Date: 8 September 2020

Speaker: Michelle Sweering
Title: String Sanitization under Edit Distance: Improved and Generalized

Let W be a string of length n over an alphabet Σ, k be a positive integer, and S be a set of length-k substrings of W. The ETFS problem asks us to construct a string X_ED such that:
(i) no string of S occurs in X_ED;
(ii) the order of all other length-k substrings over Σ is the same in W and in X_ED; and
(iii) X_ED has minimal edit distance to W.
When W represents an individual's data and S represents a set of confidential patterns, the ETFS problem asks for transforming W to preserve its privacy and its utility [Bernardini et al., ECML PKDD 2019].
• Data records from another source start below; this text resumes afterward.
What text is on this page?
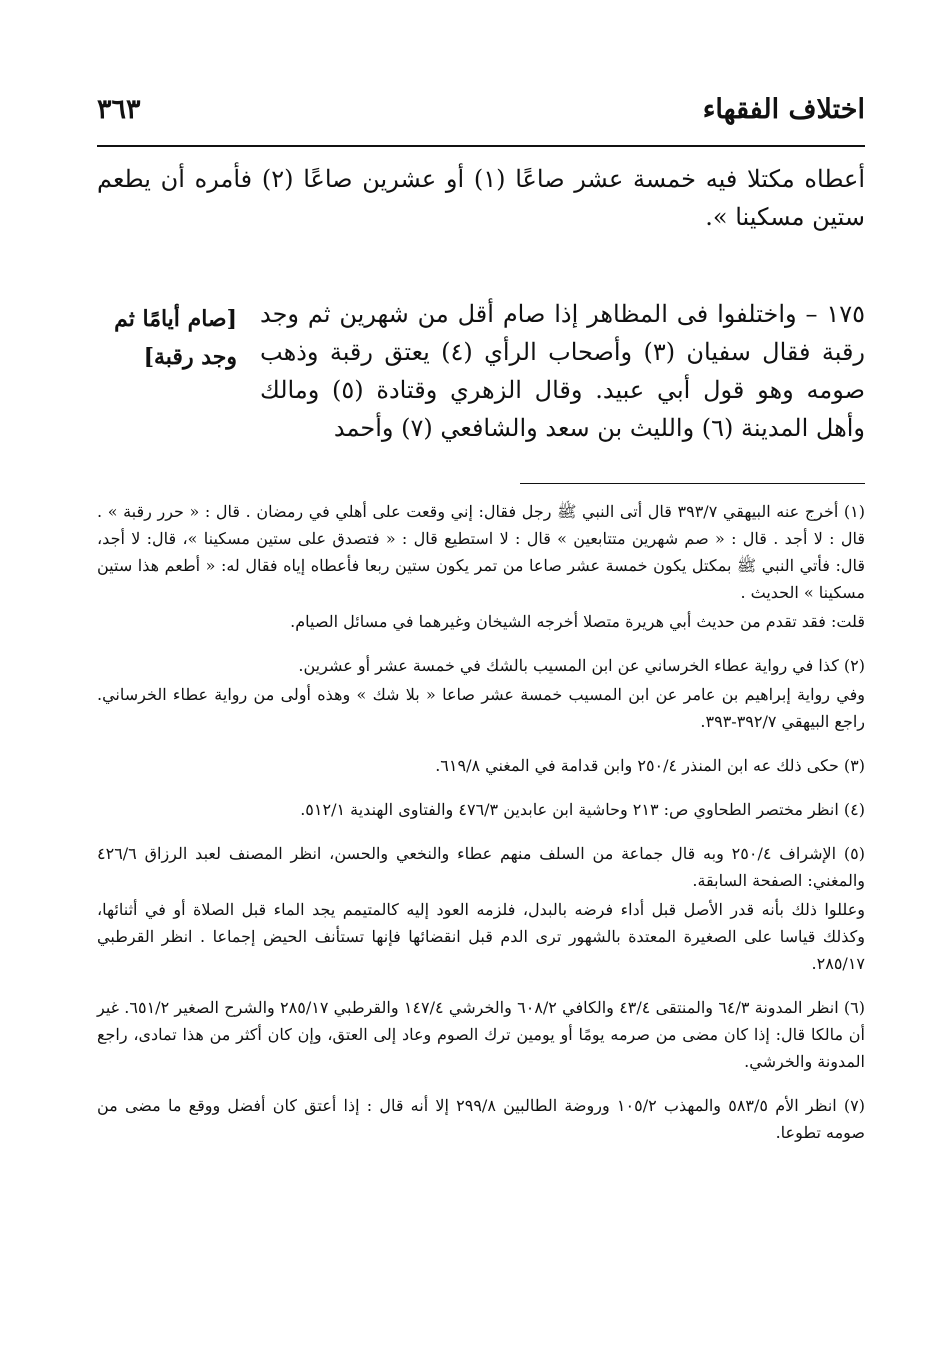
٣٦٣	اختلاف الفقهاء
أعطاه مكتلا فيه خمسة عشر صاعًا (١) أو عشرين صاعًا (٢) فأمره أن يطعم ستين مسكينا ».
[صام أيامًا ثم وجد رقبة]
١٧٥ – واختلفوا فى المظاهر إذا صام أقل من شهرين ثم وجد رقبة فقال سفيان (٣) وأصحاب الرأي (٤) يعتق رقبة وذهب صومه وهو قول أبي عبيد. وقال الزهري وقتادة (٥) ومالك وأهل المدينة (٦) والليث بن سعد والشافعي (٧) وأحمد

(١) أخرج عنه البيهقي ٣٩٣/٧ قال أتى النبي ﷺ رجل فقال: إني وقعت على أهلي في رمضان . قال : « حرر رقبة » . قال : لا أجد . قال : « صم شهرين متتابعين » قال : لا استطيع قال : « فتصدق على ستين مسكينا »، قال: لا أجد، قال: فأتي النبي ﷺ بمكتل يكون خمسة عشر صاعا من تمر يكون ستين ربعا فأعطاه إياه فقال له: « أطعم هذا ستين مسكينا » الحديث .

قلت: فقد تقدم من حديث أبي هريرة متصلا أخرجه الشيخان وغيرهما في مسائل الصيام.

(٢) كذا في رواية عطاء الخرساني عن ابن المسيب بالشك في خمسة عشر أو عشرين.

وفي رواية إبراهيم بن عامر عن ابن المسيب خمسة عشر صاعا « بلا شك » وهذه أولى من رواية عطاء الخرساني. راجع البيهقي ٣٩٢/٧-٣٩٣.

(٣) حكى ذلك عه ابن المنذر ٢٥٠/٤ وابن قدامة في المغني ٦١٩/٨.

(٤) انظر مختصر الطحاوي ص: ٢١٣ وحاشية ابن عابدين ٤٧٦/٣ والفتاوى الهندية ٥١٢/١.

(٥) الإشراف ٢٥٠/٤ وبه قال جماعة من السلف منهم عطاء والنخعي والحسن، انظر المصنف لعبد الرزاق ٤٢٦/٦ والمغني: الصفحة السابقة.

وعللوا ذلك بأنه قدر الأصل قبل أداء فرضه بالبدل، فلزمه العود إليه كالمتيمم يجد الماء قبل الصلاة أو في أثنائها، وكذلك قياسا على الصغيرة المعتدة بالشهور ترى الدم قبل انقضائها فإنها تستأنف الحيض إجماعا . انظر القرطبي ٢٨٥/١٧.

(٦) انظر المدونة ٦٤/٣ والمنتقى ٤٣/٤ والكافي ٦٠٨/٢ والخرشي ١٤٧/٤ والقرطبي ٢٨٥/١٧ والشرح الصغير ٦٥١/٢. غير أن مالكا قال: إذا كان مضى من صرمه يومًا أو يومين ترك الصوم وعاد إلى العتق، وإن كان أكثر من هذا تمادى، راجع المدونة والخرشي.

(٧) انظر الأم ٥٨٣/٥ والمهذب ١٠٥/٢ وروضة الطالبين ٢٩٩/٨ إلا أنه قال : إذا أعتق كان أفضل ووقع ما مضى من صومه تطوعا.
ETFS can be solved in O(n^2k) time [Bernardini et al., CPM 2020]. The same paper shows that ETFS cannot be solved in O(n^{2−δ}) time, for any δ>0, unless the Strong Exponential Time Hypothesis (SETH) is false. Our main results can be summarized as follows:
(i) an O(n^2log^2k)-time algorithm to solve ETFS; and
(ii) an O(n^2log^2n)-time algorithm to solve AETFS, a generalization of ETFS in which the elements of S can have arbitrary lengths.

Our algorithms are thus optimal up to polylogarithmic factors, unless SETH fails. Let us also stress that our algorithms work under edit distance with arbitrary weights at no extra cost. As a bonus, we show how to modify some known techniques, which speed up the standard edit distance computation, to be applied to our problems. Beyond string sanitization, our techniques may inspire solutions to other problems related to regular expressions or context-free grammars.